The strip's popularity peaked during the war years. During that time Terry had been adapted to radio and comics, and in 1940 James W. Horne directed a movie serial version (in the 1950s there was also a Terry TV series). After the war ended Caniff ran into contractual problems with his syndicate and went over to King Features, with a hefty salary increase and the added bonus of owning whatever strip he created. On December 29, 1946, the last of Milton Caniff's Terry and the Pirates appeared. George Wundar inherited the strip, which would continue on (in some years inked by E.C. artist George Evans) for another 25 years, finally folding in 1973. In 1995 Tribune Media Services resurrected Terry, which was written by Michael Uslan and illustrated by Greg and Tim Hildebrandt, later replaced by comics veteran Dan Spiegle.
Steve Canyon, Caniff's new strip, debuted on January 7, 1946, opening simultaneously in 125 papers throughout the country, a unique distinction for a new strip, but understandable given Caniff's reputation. Steve was a compulsive hero ("the kind of guy who doesn't like to see people kicked around"). As Caniff described him in a Time magazine interview, Canyon was intended to be a "sort of modern Kit Carson, the strong silent Gary Cooper plainsman type. He'll have lots of gals, one at every port."
Canyon was to be, in Caniff's words, "a picaresque novel," like Cervantes' Don Quixote; a traveler moving from one adventure to the next, accompanied by a friend the hero can talk to (and talk to the reader). In this case, Sancho Panza turned out to be a scrappy oldster, Happy Easter. Caniff also decided to bring in another Terry figure, the teenage Reed Kimberly -- after all, if Steve ever settled down to married life, Caniff needn't abandon any boy-meets-girl plot riffs.
Canyon did meet a lot of women. Many of them, like the cold-blooded Copper Calhoun (a nasty version of Daddy Warbucks), Cheetah (a totally amoral bargirl who would steal Reed's heart and then cheerfully step on it), the hapless Summer Olson (hopelessly in love with Steve and always abused by Ms. Calhoun, her employer), and cousin Poteet Canyon (a teenage version of Happy Easter). "Ninety-five percent of the interest in any fiction is what happens to the women, not what happens to the men," Caniff believed.
Like many other comic strip adventurers, Steve Canyon went on to become a Cold Warrior with the advent of the nineteen fifties, reentering the air Force after the outbreak of the Korean war.

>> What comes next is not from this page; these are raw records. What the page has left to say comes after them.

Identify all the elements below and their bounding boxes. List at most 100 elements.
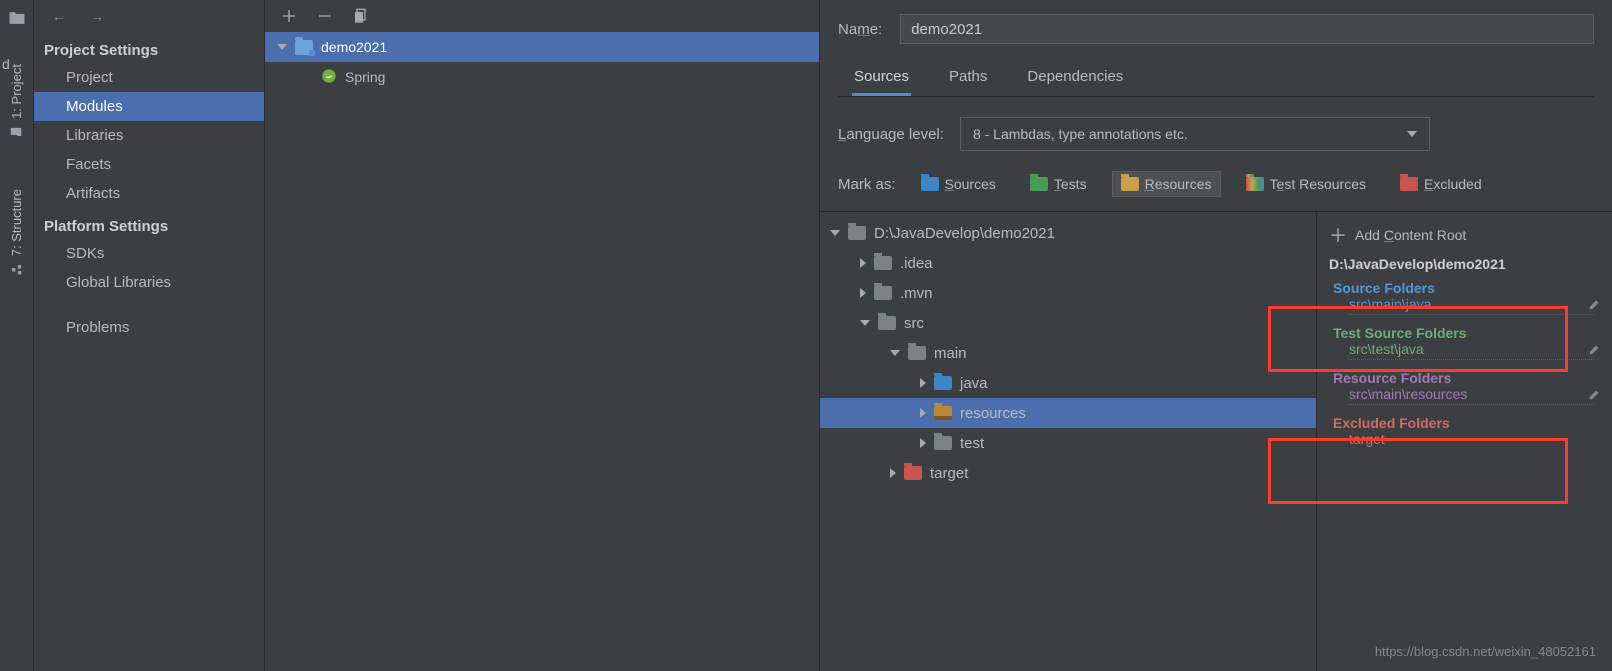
folder-icon [1400,177,1418,191]
module-label: Spring [345,69,385,85]
folder-icon [7,8,27,28]
tab-dependencies[interactable]: Dependencies [1025,62,1125,96]
dir-node-java[interactable]: java [820,368,1316,398]
watermark: https://blog.csdn.net/weixin_48052161 [1375,644,1596,659]
chevron-right-icon [920,378,926,388]
folder-icon [1246,177,1264,191]
project-settings-heading: Project Settings [34,38,264,63]
dir-node-test[interactable]: test [820,428,1316,458]
folder-icon [921,177,939,191]
module-toolbar [265,0,819,32]
chevron-right-icon [890,468,896,478]
dir-node-resources[interactable]: resources [820,398,1316,428]
sidebar-item-facets[interactable]: Facets [34,150,264,179]
folder-icon [874,286,892,300]
structure-icon [10,262,24,276]
module-label: demo2021 [321,39,387,55]
plus-icon: ＋ [1329,222,1347,248]
chevron-down-icon [860,320,870,326]
dir-node-idea[interactable]: .idea [820,248,1316,278]
directory-tree: D:\JavaDevelop\demo2021 .idea .mvn src m… [820,212,1316,671]
excluded-folder-icon [904,466,922,480]
edit-icon[interactable] [1588,342,1602,356]
edit-icon[interactable] [1588,387,1602,401]
folder-icon [874,256,892,270]
name-label: Name: [838,21,882,38]
resource-folders-heading: Resource Folders [1333,370,1600,386]
module-tree-panel: demo2021 Spring [264,0,820,671]
left-tool-rail: d 1: Project 7: Structure [0,0,34,671]
chevron-right-icon [860,258,866,268]
source-folder-icon [934,376,952,390]
divider [1349,359,1594,360]
sidebar-item-global-libraries[interactable]: Global Libraries [34,268,264,297]
dir-node-src[interactable]: src [820,308,1316,338]
folder-icon [1121,177,1139,191]
language-level-label: Language level: [838,126,944,143]
folder-icon [1030,177,1048,191]
folder-icon [878,316,896,330]
sidebar-item-modules[interactable]: Modules [34,92,264,121]
folder-icon [848,226,866,240]
chevron-right-icon [920,408,926,418]
spring-icon [321,68,337,87]
chevron-down-icon [1407,131,1417,137]
mark-excluded-button[interactable]: Excluded [1391,171,1491,197]
divider [1349,314,1594,315]
content-root-title: D:\JavaDevelop\demo2021 [1317,252,1612,276]
tool-window-structure[interactable]: 7: Structure [9,183,24,276]
edit-icon[interactable] [1588,297,1602,311]
add-icon[interactable] [281,8,297,24]
test-folder-path[interactable]: src\test\java [1333,341,1424,357]
resource-folder-icon [934,406,952,420]
tool-window-project[interactable]: 1: Project [9,58,24,139]
excluded-folders-heading: Excluded Folders [1333,415,1600,431]
sidebar-item-libraries[interactable]: Libraries [34,121,264,150]
detail-tabs: Sources Paths Dependencies [838,62,1594,97]
copy-icon[interactable] [353,8,369,24]
resource-folder-path[interactable]: src\main\resources [1333,386,1467,402]
divider [1349,404,1594,405]
sidebar-item-sdks[interactable]: SDKs [34,239,264,268]
test-source-folders-heading: Test Source Folders [1333,325,1600,341]
settings-sidebar: ← → Project Settings Project Modules Lib… [34,0,264,671]
chevron-down-icon [277,44,287,50]
chevron-down-icon [830,230,840,236]
forward-arrow-icon[interactable]: → [90,8,104,24]
mark-sources-button[interactable]: Sources [912,171,1005,197]
module-node-spring[interactable]: Spring [265,62,819,92]
sidebar-item-artifacts[interactable]: Artifacts [34,179,264,208]
mark-test-resources-button[interactable]: Test Resources [1237,171,1376,197]
tab-sources[interactable]: Sources [852,62,911,96]
sidebar-item-project[interactable]: Project [34,63,264,92]
dir-node-main[interactable]: main [820,338,1316,368]
chevron-down-icon [890,350,900,356]
mark-as-row: Mark as: Sources Tests Resources Test Re… [838,171,1594,197]
module-node-demo2021[interactable]: demo2021 [265,32,819,62]
folder-icon [934,436,952,450]
dir-node-target[interactable]: target [820,458,1316,488]
dir-node-root[interactable]: D:\JavaDevelop\demo2021 [820,218,1316,248]
platform-settings-heading: Platform Settings [34,214,264,239]
module-name-input[interactable] [900,14,1594,44]
back-arrow-icon[interactable]: ← [52,8,66,24]
chevron-right-icon [860,288,866,298]
module-folder-icon [295,40,313,55]
excluded-folder-path[interactable]: target [1333,431,1385,447]
tab-paths[interactable]: Paths [947,62,989,96]
source-folder-path[interactable]: src\main\java [1333,296,1431,312]
content-roots-pane: ＋ Add Content Root D:\JavaDevelop\demo20… [1316,212,1612,671]
dir-node-mvn[interactable]: .mvn [820,278,1316,308]
source-folders-heading: Source Folders [1333,280,1600,296]
mark-as-label: Mark as: [838,176,896,193]
mark-tests-button[interactable]: Tests [1021,171,1096,197]
module-details: Name: Sources Paths Dependencies Languag… [820,0,1612,671]
mark-resources-button[interactable]: Resources [1112,171,1221,197]
folder-icon [10,125,24,139]
add-content-root-button[interactable]: ＋ Add Content Root [1317,218,1612,252]
folder-icon [908,346,926,360]
module-tree: demo2021 Spring [265,32,819,671]
language-level-select[interactable]: 8 - Lambdas, type annotations etc. [960,117,1430,151]
sidebar-item-problems[interactable]: Problems [34,313,264,342]
remove-icon[interactable] [317,8,333,24]
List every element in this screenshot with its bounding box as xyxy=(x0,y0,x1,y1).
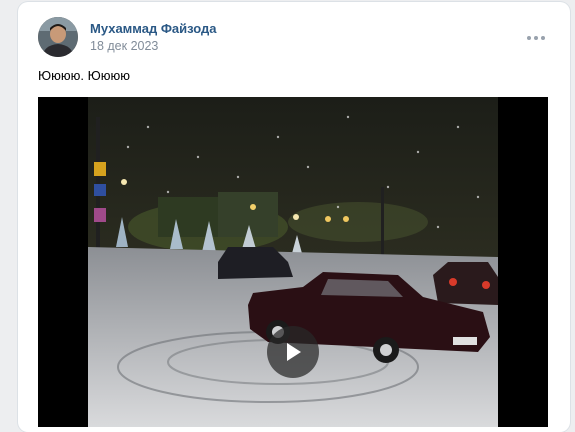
avatar-image xyxy=(38,17,78,57)
author-avatar[interactable] xyxy=(38,17,78,57)
more-options-button[interactable] xyxy=(523,30,549,46)
more-dot xyxy=(534,36,538,40)
more-dot xyxy=(541,36,545,40)
post-card: Мухаммад Файзода 18 дек 2023 Юююю. Юююю xyxy=(18,2,570,432)
play-icon xyxy=(287,343,301,361)
more-horizontal-icon xyxy=(527,36,531,40)
video-player[interactable] xyxy=(38,97,548,427)
post-date[interactable]: 18 дек 2023 xyxy=(90,39,158,53)
author-name-link[interactable]: Мухаммад Файзода xyxy=(90,21,217,36)
post-text: Юююю. Юююю xyxy=(38,68,130,83)
play-button[interactable] xyxy=(267,326,319,378)
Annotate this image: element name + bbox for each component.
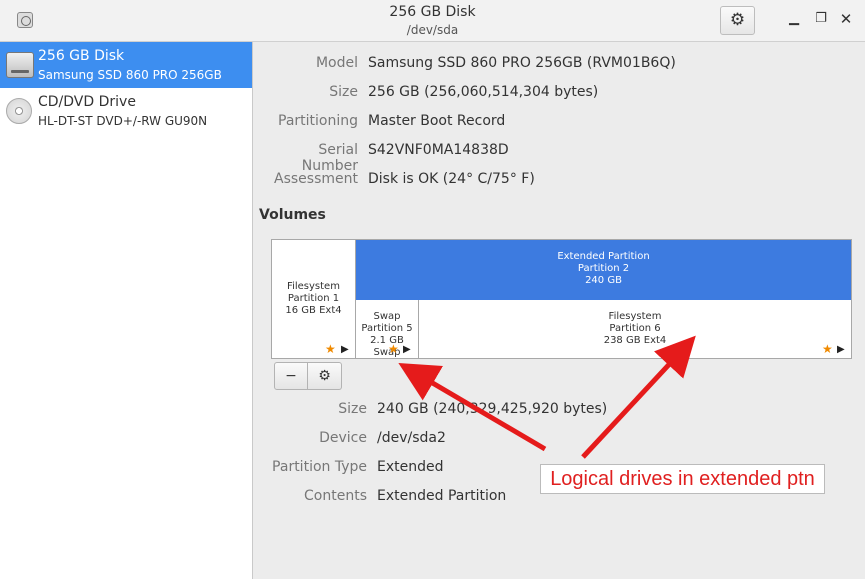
annotation-arrow-to-filesystem xyxy=(581,335,696,459)
annotation-callout: Logical drives in extended ptn xyxy=(540,464,825,494)
annotation-arrow-to-swap xyxy=(398,362,547,452)
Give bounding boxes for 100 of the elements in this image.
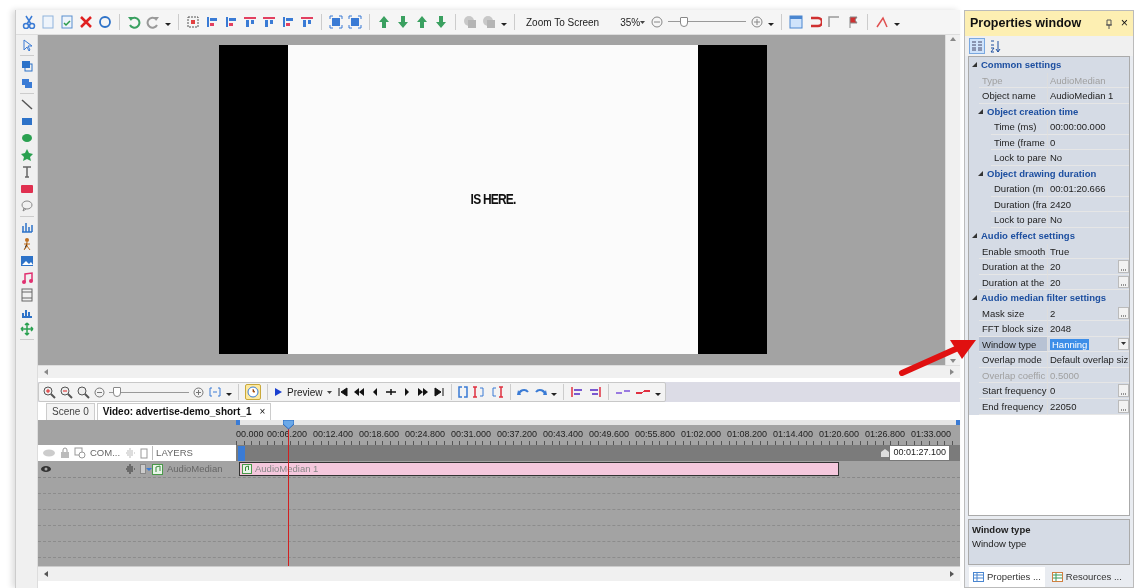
dropdown-button[interactable] (1118, 337, 1129, 351)
play-icon[interactable] (274, 387, 283, 397)
property-name[interactable]: Duration at the (979, 259, 1048, 275)
categorized-view-button[interactable] (969, 38, 985, 54)
star-icon[interactable] (19, 148, 34, 162)
marker-icon[interactable] (384, 386, 397, 398)
zoom-mode-label[interactable]: Zoom To Screen (526, 14, 600, 30)
start-marker[interactable] (238, 445, 245, 461)
sort-icon[interactable] (989, 39, 1001, 53)
table-icon[interactable] (973, 572, 984, 582)
align-icon[interactable] (262, 15, 276, 29)
table-icon[interactable] (1051, 572, 1063, 582)
property-name[interactable]: Start frequency (979, 383, 1048, 400)
property-name[interactable]: Object name (979, 88, 1048, 104)
align-icon[interactable] (281, 15, 295, 29)
panel-tab[interactable]: Properties ... (969, 567, 1045, 587)
property-value[interactable]: 00:01:20.666 (1048, 181, 1129, 196)
arrow-down-icon[interactable] (396, 15, 410, 29)
shapes-icon[interactable] (19, 76, 34, 90)
horizontal-scrollbar[interactable] (38, 365, 960, 378)
music-note-icon[interactable] (19, 271, 34, 285)
property-name[interactable]: Time (frame (991, 134, 1048, 151)
property-value[interactable]: AudioMedian 1 (1048, 88, 1129, 103)
shape-icon[interactable] (463, 15, 477, 29)
property-value[interactable]: 2 (1048, 305, 1118, 321)
align-icon[interactable] (300, 15, 314, 29)
property-name[interactable]: Duration (fra (991, 196, 1048, 213)
trash-icon[interactable] (140, 447, 149, 459)
property-value[interactable]: 00:00:00.000 (1048, 119, 1129, 134)
speech-bubble-icon[interactable] (19, 199, 34, 213)
film-icon[interactable] (19, 288, 34, 302)
ellipsis-button[interactable] (1118, 275, 1129, 289)
flag-icon[interactable] (846, 15, 861, 29)
align-icon[interactable] (224, 15, 238, 29)
ellipsis-icon[interactable] (1120, 392, 1127, 397)
collapse-icon[interactable] (971, 232, 978, 240)
document-tab[interactable]: Scene 0 (46, 403, 95, 420)
zoom-out-icon[interactable] (60, 385, 73, 399)
line-icon[interactable] (19, 97, 34, 111)
close-icon[interactable] (79, 15, 93, 29)
scroll-right-icon[interactable] (948, 570, 956, 578)
property-value[interactable]: True (1048, 243, 1129, 259)
ellipsis-icon[interactable] (1120, 267, 1127, 272)
lock-icon[interactable] (60, 447, 70, 459)
fast-forward-icon[interactable] (416, 386, 429, 398)
skip-start-icon[interactable] (336, 386, 349, 398)
preview-button[interactable]: Preview (274, 384, 333, 400)
collapse-icon[interactable] (977, 170, 984, 178)
zoom-in-icon[interactable] (43, 385, 56, 399)
property-value[interactable]: 2420 (1048, 196, 1129, 212)
ellipsis-button[interactable] (1118, 260, 1129, 273)
align-icon[interactable] (569, 386, 584, 398)
align-icon[interactable] (205, 15, 219, 29)
column-header[interactable]: COM... (90, 445, 121, 461)
property-name[interactable]: End frequency (979, 399, 1048, 415)
ellipsis-icon[interactable] (1120, 407, 1127, 412)
corner-icon[interactable] (827, 15, 842, 29)
column-header[interactable]: LAYERS (152, 445, 193, 461)
scissors-icon[interactable] (22, 15, 36, 29)
property-name[interactable]: Overlap mode (979, 352, 1048, 368)
ellipsis-button[interactable] (1118, 400, 1129, 413)
scroll-left-icon[interactable] (42, 570, 50, 578)
magnet-icon[interactable] (808, 15, 823, 29)
close-tab-button[interactable]: × (259, 405, 266, 419)
skip-end-icon[interactable] (432, 386, 445, 398)
slider-thumb[interactable] (113, 387, 121, 397)
align-icon[interactable] (587, 386, 602, 398)
arrow-down-icon[interactable] (434, 15, 448, 29)
chart-icon[interactable] (19, 220, 34, 234)
horizontal-scrollbar[interactable] (38, 566, 960, 581)
vertical-scrollbar[interactable] (945, 35, 960, 365)
align-icon[interactable] (243, 15, 257, 29)
ellipsis-button[interactable] (1118, 384, 1129, 398)
arrow-up-icon[interactable] (377, 15, 391, 29)
ellipsis-icon[interactable] (1120, 283, 1127, 288)
timeline-range-bar[interactable] (236, 420, 960, 425)
property-value[interactable]: 20 (1048, 259, 1118, 274)
shapes-icon[interactable] (74, 447, 86, 459)
collapse-icon[interactable] (971, 61, 978, 69)
property-value[interactable]: 2048 (1048, 321, 1129, 336)
bracket-icon[interactable] (471, 386, 486, 398)
collapse-icon[interactable] (977, 107, 984, 115)
subtitle-icon[interactable] (19, 182, 34, 196)
ellipsis-button[interactable] (1118, 306, 1129, 320)
property-value[interactable]: 22050 (1048, 399, 1118, 414)
property-name[interactable]: Duration (m (991, 181, 1048, 197)
scroll-left-icon[interactable] (42, 368, 50, 376)
curve-arrow-icon[interactable] (533, 386, 547, 398)
redo-icon[interactable] (146, 15, 160, 29)
pin-icon[interactable] (1104, 18, 1113, 29)
end-marker-icon[interactable] (881, 449, 890, 457)
collapse-icon[interactable] (971, 294, 978, 302)
caret-icon[interactable] (1120, 342, 1127, 347)
image-icon[interactable] (19, 254, 34, 268)
property-value[interactable]: No (1048, 212, 1129, 227)
fit-icon[interactable] (329, 15, 343, 29)
panel-tab[interactable]: Resources ... (1047, 567, 1126, 587)
ellipsis-icon[interactable] (1120, 314, 1127, 319)
property-name[interactable]: FFT block size (979, 321, 1048, 337)
property-name[interactable]: Mask size (979, 305, 1048, 322)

Steve found time between adventures in various Third World hotspots to finally marry Summer Olson in 1970 and after the Vietnam war became entangled in a number of marital problems that eventually resulted in a separation.
The Vietnam war also caused a number of problems for the strip itself, as the mood of the many Americans was definitely not in tune with military adventures. And as newspapers around the country began to shrink the panel size of their strips to make room for all-important advertising, Caniff's strip, like most realistic strips, began losing its effectiveness. As the aging Caniff began experiencing health problems, he was forced to drop penciling chores, which were then handled by Dick Rockwell (nephew of illustrator Norman Rockwell) and concentrate on writing and inking it.
Although ill heath couldn't keep the artist from the drawing board, he finally succumbed to lung cancer in 1988. Steve Canyon survived him by several weeks, after 41 years of continuity. Caniff's awards, which included two Reubens for his two strips, were numerous but the last Steve Canyon, dated June 4, was a final, wonderful tribute: it was two panels, one drawn by the legendary war cartoonist Bill Mauldin, the other signed by 78 fellow artists of the field he loved. Milton Caniff will be long remembered.